А я и не вытираю… пускай себе. Слезы для души — что дождь весенний, смоют, что грязь, что копоть чужое боли. Там, глядишь, и мне полегчает.

Сколько я так сидела? Не ведаю.

Хозяин повздыхал, да под руку не полез, чуял, что не надобно тревожить. И я за тое благодарная весьма была.

В дверь постучали. Осторожненько так, вежливо… пришлося слезы утирать и подниматься.

— Не помешаю? — за дверью Кирей обнаружился, стоит хмурый, смурной.

Я только носом шмыгнула да спешне оный нос рукавом вытерла, правда, зря, рукава-то жемчугами шитые да нитью золотою, жестко об их носом тертися.

— Зослава…

Качнулся, руки протянул, чтоб обнять, значится, да только выскользнула. От нет у меня настрою обниматься, ни с ним, ни с кем другим.

— Зачем пришел?

Ежели сказать, что вела себя недостойно, то нехай кому другому сие говорит. Видел, кого в невесты звал. Кирей вздохнул.
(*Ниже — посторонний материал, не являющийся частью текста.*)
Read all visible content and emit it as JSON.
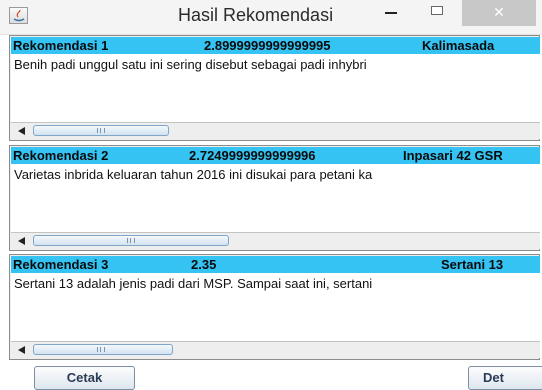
{
  "window": {
    "title": "Hasil Rekomendasi",
    "minimize_symbol": "–",
    "maximize_symbol": "□",
    "close_symbol": "✕"
  },
  "recommendations": [
    {
      "label": "Rekomendasi 1",
      "score": "2.8999999999999995",
      "variety": "Kalimasada",
      "description": "Benih padi unggul satu ini sering disebut sebagai padi inhybri"
    },
    {
      "label": "Rekomendasi 2",
      "score": "2.7249999999999996",
      "variety": "Inpasari 42 GSR",
      "description": "Varietas inbrida keluaran tahun 2016 ini disukai para petani ka"
    },
    {
      "label": "Rekomendasi 3",
      "score": "2.35",
      "variety": "Sertani 13",
      "description": "Sertani 13 adalah jenis padi dari MSP. Sampai saat ini, sertani"
    }
  ],
  "buttons": {
    "print_label": "Cetak",
    "detail_label": "Det"
  },
  "colors": {
    "header_bg": "#35c3f3",
    "panel_bg": "#eeeeee"
  }
}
— Упрямая ты девка, Зослава.

— Какая уж есть.

— Но мнится мне, что твоими силами я жив ныне остался. Не желаешь рассказать?

Да чего тут сказывать-то… и не в том беда, но боюся, что, ежели рот раскрою, то вновь разревуся, потому как болит еще чужая боль.

Не отпускает.

— А ты не спеши, — посоветовал Кирей и вошел.

Дверь за собою притворил, на стульчик сел и пряничек со столу взял.

— Голодный я, — пожаловался мне и пряник целиком в рот сунул. Жевал сосредоточенно…

— Чаю хочешь?

Кивнул.

А мог бы вежливо отказаться. В книгах, небось, писано, что на чай надлежит приглашать за две седмицы до чаепития. Уж не знаю, отчего, может, боярский чай как-то по-особому варют, но у меня обыкновенный, Хозяином принесенный.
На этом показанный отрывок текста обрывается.